— Зачем? — пожимал плечами Колтунов. — Я еду.
— Едешь? А, да! Это хорошо. Едешь? Да. Хорошо это. Здесь бывают часы, когда мало покупателей, я могу читать тогда. Вот у меня «могучая кучка», — он нежно погладил рукою стопку книг. — А когда я читаю, кто равен мне в этом мире? Бакалея! Ха! Я даже могу писать здесь. У меня есть кое-какие мыслишки, но это потом, как-нибудь. Мы поговорим еще. Да, ты едешь… Куда собственно?
— В д-д-деревню…
— В деревню? Что?
— Я б-буду учителем. Это надо сейчас. Ш-шкрабом…
— Шкрабом?.. Школьным работником, значит?.. Это нехорошее слово: шкраб. У этого слова клешни… Говорят, они голодают, деревенские шкрабы? А?
— Наверно… Н-но это неважно…
— Ну да! Конечно. Впрочем, ты все равно сбежишь оттуда через месяц… Там не топят школы зимой. Что ж, ты не мог остаться здесь? Я тебя устрою.

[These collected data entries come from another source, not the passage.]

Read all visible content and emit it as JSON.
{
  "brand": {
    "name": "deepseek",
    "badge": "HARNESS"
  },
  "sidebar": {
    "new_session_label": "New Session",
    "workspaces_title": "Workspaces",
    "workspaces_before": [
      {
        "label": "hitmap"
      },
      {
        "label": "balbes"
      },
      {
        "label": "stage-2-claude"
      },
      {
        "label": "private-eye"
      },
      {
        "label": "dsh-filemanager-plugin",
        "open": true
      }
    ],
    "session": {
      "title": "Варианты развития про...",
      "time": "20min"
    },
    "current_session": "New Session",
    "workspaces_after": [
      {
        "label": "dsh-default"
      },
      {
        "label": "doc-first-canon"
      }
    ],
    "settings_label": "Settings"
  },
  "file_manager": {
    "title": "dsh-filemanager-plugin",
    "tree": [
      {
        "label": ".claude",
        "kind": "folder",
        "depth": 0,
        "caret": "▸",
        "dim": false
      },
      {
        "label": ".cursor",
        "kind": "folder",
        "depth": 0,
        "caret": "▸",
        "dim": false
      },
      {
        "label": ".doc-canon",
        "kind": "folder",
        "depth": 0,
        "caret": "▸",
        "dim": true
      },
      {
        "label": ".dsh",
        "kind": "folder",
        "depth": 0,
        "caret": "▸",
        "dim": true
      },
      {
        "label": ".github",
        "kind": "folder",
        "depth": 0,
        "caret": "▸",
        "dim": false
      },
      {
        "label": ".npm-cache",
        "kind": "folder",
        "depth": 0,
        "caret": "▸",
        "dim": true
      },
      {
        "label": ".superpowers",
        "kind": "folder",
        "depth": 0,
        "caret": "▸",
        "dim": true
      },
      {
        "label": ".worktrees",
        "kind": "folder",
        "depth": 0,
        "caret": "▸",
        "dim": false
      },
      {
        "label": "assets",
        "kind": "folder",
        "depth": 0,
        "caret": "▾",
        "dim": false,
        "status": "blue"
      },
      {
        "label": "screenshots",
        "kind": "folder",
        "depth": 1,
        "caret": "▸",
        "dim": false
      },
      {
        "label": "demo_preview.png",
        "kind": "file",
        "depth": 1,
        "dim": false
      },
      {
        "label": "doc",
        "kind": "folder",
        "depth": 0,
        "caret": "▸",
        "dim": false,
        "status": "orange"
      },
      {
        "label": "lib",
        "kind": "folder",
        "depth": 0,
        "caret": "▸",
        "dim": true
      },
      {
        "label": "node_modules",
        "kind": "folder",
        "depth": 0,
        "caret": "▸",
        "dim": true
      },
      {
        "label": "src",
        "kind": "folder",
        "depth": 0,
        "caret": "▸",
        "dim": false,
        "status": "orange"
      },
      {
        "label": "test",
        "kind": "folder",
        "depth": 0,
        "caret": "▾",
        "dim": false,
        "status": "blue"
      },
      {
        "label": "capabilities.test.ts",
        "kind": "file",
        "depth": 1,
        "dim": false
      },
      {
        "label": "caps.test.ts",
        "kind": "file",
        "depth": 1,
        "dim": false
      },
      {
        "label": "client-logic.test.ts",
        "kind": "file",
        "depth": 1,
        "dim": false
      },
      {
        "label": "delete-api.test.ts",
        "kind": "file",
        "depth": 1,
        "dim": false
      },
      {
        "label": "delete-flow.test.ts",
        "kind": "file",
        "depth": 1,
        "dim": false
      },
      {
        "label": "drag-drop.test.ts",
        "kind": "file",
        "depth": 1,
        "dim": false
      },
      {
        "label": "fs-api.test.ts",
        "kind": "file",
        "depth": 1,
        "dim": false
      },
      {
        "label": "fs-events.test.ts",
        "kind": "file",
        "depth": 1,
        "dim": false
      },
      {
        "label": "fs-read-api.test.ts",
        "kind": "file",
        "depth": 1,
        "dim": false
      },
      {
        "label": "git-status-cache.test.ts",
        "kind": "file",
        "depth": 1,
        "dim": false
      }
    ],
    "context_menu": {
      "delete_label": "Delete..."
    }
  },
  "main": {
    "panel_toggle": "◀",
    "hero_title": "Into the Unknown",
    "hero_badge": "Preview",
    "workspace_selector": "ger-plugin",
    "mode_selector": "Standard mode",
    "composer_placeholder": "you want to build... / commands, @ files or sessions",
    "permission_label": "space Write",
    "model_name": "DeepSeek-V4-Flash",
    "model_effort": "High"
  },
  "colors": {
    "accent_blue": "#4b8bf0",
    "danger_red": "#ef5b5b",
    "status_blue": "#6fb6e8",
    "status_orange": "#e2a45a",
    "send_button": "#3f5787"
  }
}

— Спасибо… Я хочу в деревню. Я жил в ней все детство. Мой отец там умер. Он был земский врач.
— Да? Ну, прощай… На выпускном вечере будешь? Я провожу тебя до дверей. Не зацепись за этот бочонок. Масло. Какая погода хорошая!
— Июнь…
— Да… Что я еще хотел сказать тебе? Да… Вот что. А может быть — ты думал над этим? — может быть, мы и в самом деле, — я, еще другие, — может быть, мы опоздали родиться? А? Вот что я тебе хотел сказать.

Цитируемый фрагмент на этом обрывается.